Hangry and ransomware added to Oxford English Dictionary
- Published
Mansplaining, ransomware and hangry are among more than 1,000 words that have been added to the latest Oxford English Dictionary (OED).
Also included are initialisms used on the online parenting forum Mumsnet such as TTC - meaning trying to conceive.
OED senior editor Fi Mooring said the words chosen will resonate "even with people who are not parents".
The dictionary consults experts to determine what should be added to its 829,000 words.
The OED is updated four times a year with the next update due in April 2018.
What's new?
TTC - trying to conceive
BFN/ BFP - big fat negative/ big fat positive (related to the results of a pregnancy test)
CIO - cry it out
Hangry - bad-tempered or irritable as a result of hunger
Hazzle - to dry in open air
Lactivism - advocating in favour of breast-feeding, rather than bottle-feeding
Tomgirl - a girl or woman who acts or dresses in a manner conventionally more associated with boys
Geg - Liverpudlian slang for intruding or joining in uninvited
Masstige - a combination of the words masses and prestige referring to cheap products marketed as luxurious
Mansplaining is defined as explaining something "needlessly, overbearingly, or condescendingly, especially to a woman, in a manner thought to reveal a patronising or chauvinistic attitude".

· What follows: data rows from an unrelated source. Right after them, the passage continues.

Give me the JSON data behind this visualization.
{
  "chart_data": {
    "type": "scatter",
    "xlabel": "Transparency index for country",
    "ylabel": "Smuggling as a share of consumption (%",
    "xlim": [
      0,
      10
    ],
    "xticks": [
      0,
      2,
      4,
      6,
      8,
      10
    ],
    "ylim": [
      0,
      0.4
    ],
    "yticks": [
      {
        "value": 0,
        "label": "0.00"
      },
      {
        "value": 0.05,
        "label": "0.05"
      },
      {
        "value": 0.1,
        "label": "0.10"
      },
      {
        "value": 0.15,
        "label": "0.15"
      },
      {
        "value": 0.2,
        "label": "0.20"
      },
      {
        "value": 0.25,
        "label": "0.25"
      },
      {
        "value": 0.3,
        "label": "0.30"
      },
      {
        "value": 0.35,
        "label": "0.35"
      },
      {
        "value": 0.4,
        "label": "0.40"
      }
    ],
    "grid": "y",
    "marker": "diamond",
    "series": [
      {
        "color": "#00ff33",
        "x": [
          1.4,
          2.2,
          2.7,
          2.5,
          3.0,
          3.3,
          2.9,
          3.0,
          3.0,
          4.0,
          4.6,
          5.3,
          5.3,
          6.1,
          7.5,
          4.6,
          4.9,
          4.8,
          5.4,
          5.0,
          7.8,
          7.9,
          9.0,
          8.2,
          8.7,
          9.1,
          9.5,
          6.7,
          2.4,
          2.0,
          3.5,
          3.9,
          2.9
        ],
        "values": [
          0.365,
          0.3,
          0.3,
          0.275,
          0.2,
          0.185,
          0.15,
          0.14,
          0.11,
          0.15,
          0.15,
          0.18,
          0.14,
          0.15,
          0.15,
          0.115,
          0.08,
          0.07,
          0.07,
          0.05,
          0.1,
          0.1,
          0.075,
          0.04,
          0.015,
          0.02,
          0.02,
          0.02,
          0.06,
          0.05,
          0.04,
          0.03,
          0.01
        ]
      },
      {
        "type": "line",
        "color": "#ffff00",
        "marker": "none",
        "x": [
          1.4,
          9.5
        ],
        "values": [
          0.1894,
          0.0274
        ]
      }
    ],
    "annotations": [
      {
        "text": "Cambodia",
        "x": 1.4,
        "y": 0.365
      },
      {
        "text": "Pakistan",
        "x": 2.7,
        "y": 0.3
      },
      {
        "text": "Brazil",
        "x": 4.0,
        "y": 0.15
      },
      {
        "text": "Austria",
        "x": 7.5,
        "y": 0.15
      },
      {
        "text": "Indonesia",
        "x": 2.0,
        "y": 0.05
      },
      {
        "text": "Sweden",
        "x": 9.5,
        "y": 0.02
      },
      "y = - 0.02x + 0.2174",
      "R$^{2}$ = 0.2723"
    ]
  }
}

Researchers date early usage of that term to an internet exchange between a man and a woman in 2008.
Although hangry has only come into common usage recently the word dates back to 1956 when it appeared in a psychoanalytic journal.
The OED defines the new term snowflake as a description of someone who is "overly sensitive or as feeling entitled to special treatment or consideration".
Ransomware is another new addition - less than a year since the NHS was one of a number of global institutions targeted by the WannaCry cyber attack that was carried out with the use of malicious software.
Chaebol is formed by combining the Korean words chae, meaning wealth, and bol, meaning faction and, in South Korea, means a large business conglomerate.
However, recently the word has been used to describe a luxurious lifestyle associated with families who own such businesses.
Jay-Z in the Oxford English Dictionary
The new list sees American rapper Jay-Z get his sixth OED citation with the word swag being added to the dictionary.
Swag, derived from the word swagger, describes a bold, self-confident manner and appeared in Jay-Z's Black Album: "My self-esteem went through the roof, man. I got my swag."
Here are some of his other citations:
"My hand around her collar, feeding her cheese."
Cheese is American slang for money.
"We stand for hours waiting for bricks of government cheese."
Government cheese is a colloquial term for welfare benefits.
"We grow up knowing people who pay for everything with little plastic cards—Medicare cards for checkups, EBT cards for food."
EBT stands for electronic benefits transfer - a system of paying out benefits with a card used in the US.
"Thirty minutes straight off the top of his head, never losing the beat, riding the handclaps."
Handclaps is the sound made by the clapping of hands.
"The school of hard knocks - I'm from the school of the hard knocks; we must not Let outsiders violate our blocks."
The school of hard knocks is used to describe the experience of a life of hardship as an education.